Bruce Dickinson - champion fencer, commercial airline pilot and eagle-voiced frontman of Iron Maiden - was influenced by William Blake (who wrote the words to unofficial National Anthem 'Jerusalem') in penning 'Chemical Wedding'. Although he was really celebrating Rosicrucian manifesto 'the Chymical Wedding of Christian Rosenkreutz' rather than any actual marriage, this tune is appropriate enough with its particularly English heavy metal bombast, and made more pertinent due to the probability of Prince Harry blazing it up before and after the ceremony. The stag do probably saw the bros downing the finest chemicals in the Empire while getting jiggy at their mate's country pile.

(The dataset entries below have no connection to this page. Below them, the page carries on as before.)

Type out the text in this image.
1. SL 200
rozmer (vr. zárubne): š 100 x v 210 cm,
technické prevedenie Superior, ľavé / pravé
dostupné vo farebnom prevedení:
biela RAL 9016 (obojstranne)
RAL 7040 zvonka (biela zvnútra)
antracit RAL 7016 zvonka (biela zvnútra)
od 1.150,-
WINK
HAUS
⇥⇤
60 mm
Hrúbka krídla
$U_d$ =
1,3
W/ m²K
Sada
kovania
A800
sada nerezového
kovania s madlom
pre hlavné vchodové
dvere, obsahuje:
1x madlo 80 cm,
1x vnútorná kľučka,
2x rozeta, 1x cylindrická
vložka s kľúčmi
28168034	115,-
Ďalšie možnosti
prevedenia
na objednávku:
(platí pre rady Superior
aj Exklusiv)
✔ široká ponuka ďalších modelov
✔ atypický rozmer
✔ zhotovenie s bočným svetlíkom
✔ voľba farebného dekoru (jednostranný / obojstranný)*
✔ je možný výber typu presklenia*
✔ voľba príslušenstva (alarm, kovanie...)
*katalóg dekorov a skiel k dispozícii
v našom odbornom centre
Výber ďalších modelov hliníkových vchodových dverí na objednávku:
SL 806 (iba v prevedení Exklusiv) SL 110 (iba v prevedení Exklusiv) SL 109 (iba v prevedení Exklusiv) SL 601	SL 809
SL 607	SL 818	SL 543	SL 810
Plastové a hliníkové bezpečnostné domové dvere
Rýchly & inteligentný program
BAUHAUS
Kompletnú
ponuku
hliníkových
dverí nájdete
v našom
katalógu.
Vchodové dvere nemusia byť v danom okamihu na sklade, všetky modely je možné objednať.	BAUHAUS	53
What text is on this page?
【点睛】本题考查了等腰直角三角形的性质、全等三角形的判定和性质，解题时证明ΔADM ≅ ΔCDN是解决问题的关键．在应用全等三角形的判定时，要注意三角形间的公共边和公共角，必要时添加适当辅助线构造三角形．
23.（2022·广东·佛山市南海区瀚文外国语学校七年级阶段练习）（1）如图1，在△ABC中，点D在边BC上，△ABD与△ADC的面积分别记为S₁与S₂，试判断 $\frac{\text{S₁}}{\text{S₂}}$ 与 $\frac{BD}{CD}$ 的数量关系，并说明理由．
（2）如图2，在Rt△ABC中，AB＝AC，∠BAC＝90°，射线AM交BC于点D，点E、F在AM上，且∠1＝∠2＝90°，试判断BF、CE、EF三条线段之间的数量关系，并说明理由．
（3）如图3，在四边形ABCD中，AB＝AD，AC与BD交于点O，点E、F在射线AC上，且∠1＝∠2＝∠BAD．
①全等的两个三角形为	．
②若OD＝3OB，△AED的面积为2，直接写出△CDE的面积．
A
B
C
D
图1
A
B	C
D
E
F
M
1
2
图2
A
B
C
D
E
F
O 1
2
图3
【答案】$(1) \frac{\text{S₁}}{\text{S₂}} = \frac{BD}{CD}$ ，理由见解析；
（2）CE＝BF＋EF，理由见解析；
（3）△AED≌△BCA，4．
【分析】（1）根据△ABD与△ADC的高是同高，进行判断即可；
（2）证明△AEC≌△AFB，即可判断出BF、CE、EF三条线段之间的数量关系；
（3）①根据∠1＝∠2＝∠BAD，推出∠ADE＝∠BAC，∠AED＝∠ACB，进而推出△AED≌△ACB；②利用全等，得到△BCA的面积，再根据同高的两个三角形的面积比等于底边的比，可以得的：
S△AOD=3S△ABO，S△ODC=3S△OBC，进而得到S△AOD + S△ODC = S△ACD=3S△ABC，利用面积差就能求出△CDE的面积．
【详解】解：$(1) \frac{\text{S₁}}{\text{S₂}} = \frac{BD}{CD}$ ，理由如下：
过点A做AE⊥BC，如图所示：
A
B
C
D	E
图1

Before it was attributed to the insufferable trout-faced perma-urinating 'singer' in the juggernaut of shit that is The Black Eyed Peas, the word Fergie was the nickname of the rogue Duchess of York. Divorced from Prince Andrew after having her toes sucked publicly by another man, Sarah Ferguson has blithely paraded from disgrace to disgrace ever since. Last year the duchess racked up £5million debts and tried to sell access to her ex-husband during a newspaper sting; thus it was unsurprising that she wasn't invited to the wedding. But it's a shame that the most interesting member of the gang will be exiled to some tropical island prison on the big day - so shout out 'Fergalicious so delicious' loud enough for the Queen to hear as she passes in tribute to the ginger nut.
Chapel of Love
The Dixie Cups
Oh, alright. We'll have one serious suggestion. The greatest wedding song of all time, 'Chapel of Love' is a shimmering 24 carat 60's pop nugget. Co-written by girl group pop genius/psychopath Phil Spector, it was originally made famous by The Dixie Cups in 1964. It's been covered hundreds of artists, notably The Beach Boys in the 70s as well as Elton John, who re-jigged it for the soundtrack to Four Weddings and a Funeral, the ultimate British matrimonial comedy film. With its soaring harmonies and saccharine lyrics, it's the perfect song to take someone up the aisle to.